Debugging from the Field: Smartsense Activity Explorer Stops Working
What Is Smartsense Activity Explorer?
Smartsense is a tool that comes with the Hortonworks Data Platform (HDP) for all modern versions since Ambari 2.2. On the outside, Smartsense is a tool that takes data gathered by Ambari Metrics (the system that gives you the dashboards in Ambari and the Grafana dashboard with more detailed information), anonymizes it, and sends it to Hortonworks for analysis. Recommendations are then generated that help you better maintain your cluster. This alone is a great tool that I recommend any HDP or HDF customer use.
Activity Explorer came along later, but it is quickly becoming one of my favorite tools for managing real clusters. It has various dashboards that query the data from Ambari Metrics and shows you nice graphs, such as the one below, which shows the number of files per user in HDFS, for the top 15 users in terms of the average number of files over the last 60 days.
Technically speaking, Activity Explorer is just a separate Zeppelin instance with a Phoenix interpreter attached. The Phoenix interpreter points to the AMS instance of HBase, which stores the data we want to analyze. It comes out of the box with four dashboards: HDFS Dashboard, Tez and MapReduce Dashboard, YARN Dashboard, and Chargeback Dashboard. You can modify these dashboards, or build new ones, just like you would do in a normal Zeppelin environment.
Now that we have a brief overview of the system set up, let's get into an issue we ran into using the Activity Explorer dashboard.
Issues between Zeppelin and Phoenix
While I was working at a client, we came to a point that one of the dashboards in the activity explorer would help out a lot. This client didn't use the activity explorer much, but knew about it, and wanted to start using it more. So I logged into the activity explorer and found that all of the data is months out of date, even though the notebooks are scheduled to run multiple times a day. I tried to run one of the paragraphs and immediately get back the following error.
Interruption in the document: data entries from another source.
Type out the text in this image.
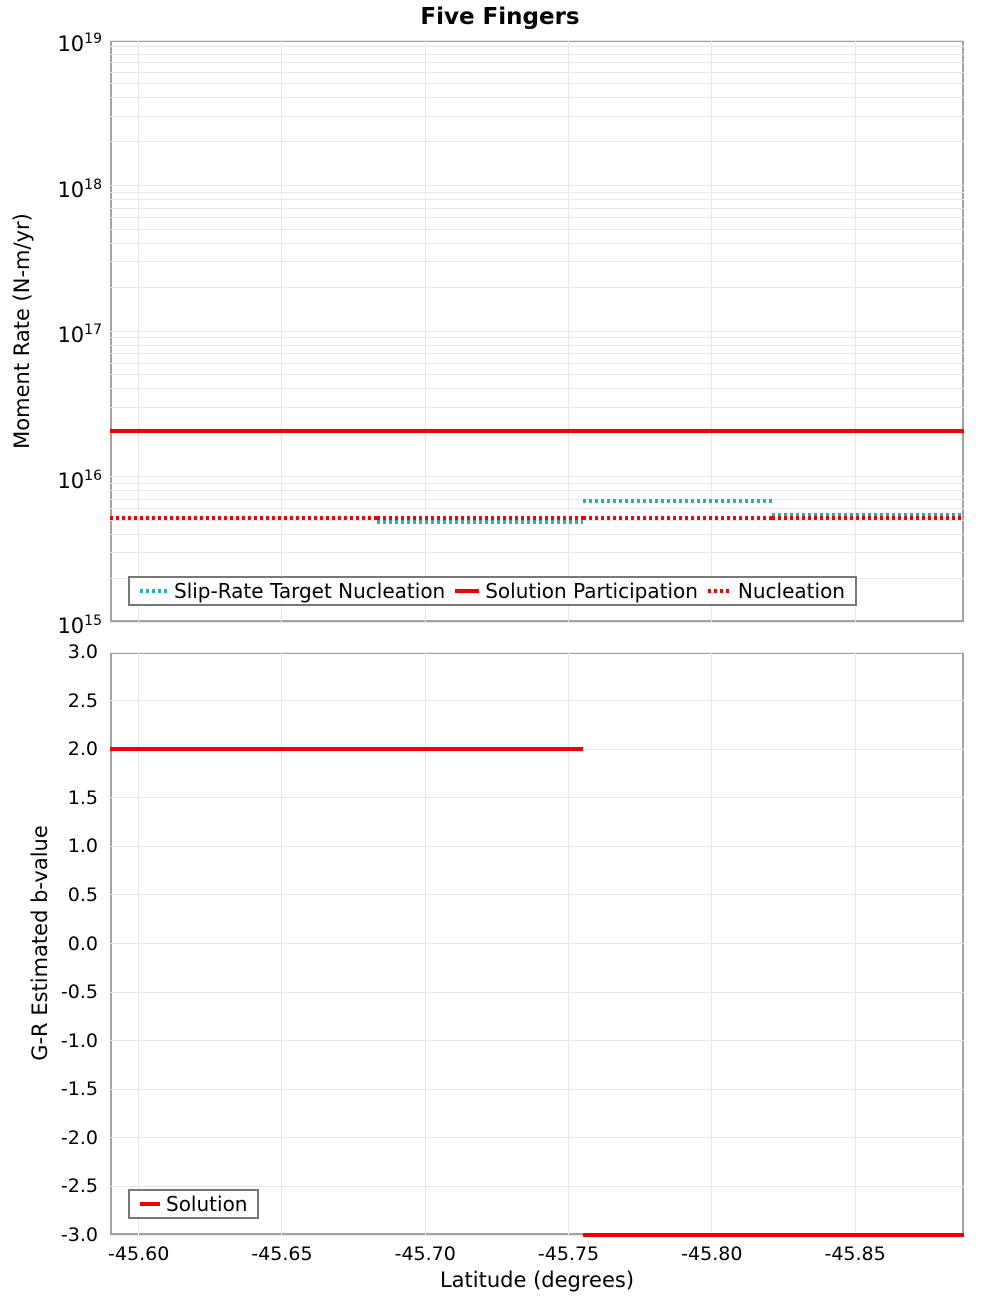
Five Fingers
Moment Rate (N-m/yr)
G-R Estimated b-value
Latitude (degrees)
Slip-Rate Target Nucleation Solution Participation Nucleation
Solution
$10^{19}$
$10^{18}$
$10^{17}$
$10^{16}$
$10^{15}$
3.0
2.5
2.0
1.5
1.0
0.5
0.0
-0.5
-1.0
-1.5
-2.0
-2.5
-3.0
-45.60	-45.65	-45.70	-45.75	-45.80	-45.85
This error is very vague but made me immediately consider if the Phoenix servers were not working properly. Ambari stated that the servers were up, but just to check, I logged into the same node that the Activity Explorer was running, and tried to run Phoenix queries against the same data. Remember from our background above that this is a separate AMS HBase instance, not the default one on your cluster, so just using psql from phoenix-client won't work. Instead, I needed to use the HBase client configuration in /etc/smartsense-activity/conf, which points to the AMS HBase instance. To do this, I ran something similar to the following.
Trying to run using this configuration, I got an error due to a permissions issue. Come to find out, hbase-site.xml in that folder was using a keytab I didn't have access to. To work around this, I copied the configuration folder to my home directory and modified the keytab and principal information to point to a keytab and principal I could access that also had access to the AMS HBase instance. Trying again, I ran the following commands.
This time it worked, and it opened up a JDBC connection terminal. I tried a few basic queries and was able to successfully see the tables and do some queries on them. After all this, it's obvious that Phoenix is working properly, no issues there.
So now the question is, where is the issue?
With this information, the next step we took a look at the logs for the activity explorer. I ran a tail -f command on all files within the /var/log/smartsense-activity folder, and got the following output.
As you can see from the log, while it has the error we saw earlier, there isn't any more information that can help us. Additionally, I noted that there was no real error message like you normally see. So that's a dead end as well.
We then tried restarting the interpreter and restarting the service overall, none of which seemed to have an impact. We did notice the run taking some time before it failed when we restarted, however, which gave us a clue.
Finally, A Solution
Finally, during one of these restarts, we looked at the interpreter log and found the following.
Now we are getting somewhere! The key is at the bottom of the call stack, where it mentions a class it can't find. This class is for WANDisco Fusion, a third-party tool the client was using to replicate data between the cluster and the cloud. This is similar in functionality to Apache Falcon or its successor from Hortonworks, Hortonworks Dataplane.
In fact, this issue had been seen in a few other places before, including when we tried to start spark-shell on some edge nodes. Because of that, we knew pretty quickly what needed to be done. The issue was that the JAR containing this class wasn't available in the classpath for the activity explorer instance. Once we added this JAR to the classpath, everything started to work, and we were able to use the Activity Explorer properly.
With that fixed, I was finally able to do what I needed to with the dashboards in the activity explorer. But the important thing to take from this is that Zeppelin issues often come up when the interpreter is first running. Since the interpreter is a constantly-running process, if an error occurs on start-up, then it will not try again, and instead just give you a bland error. Instead, if the logs during the run don't give you much information, try looking at the logs when the interpreter is restarted and first used again. Oftentimes with Zeppelin, this is the key to finding the right log message to point you in the right direction.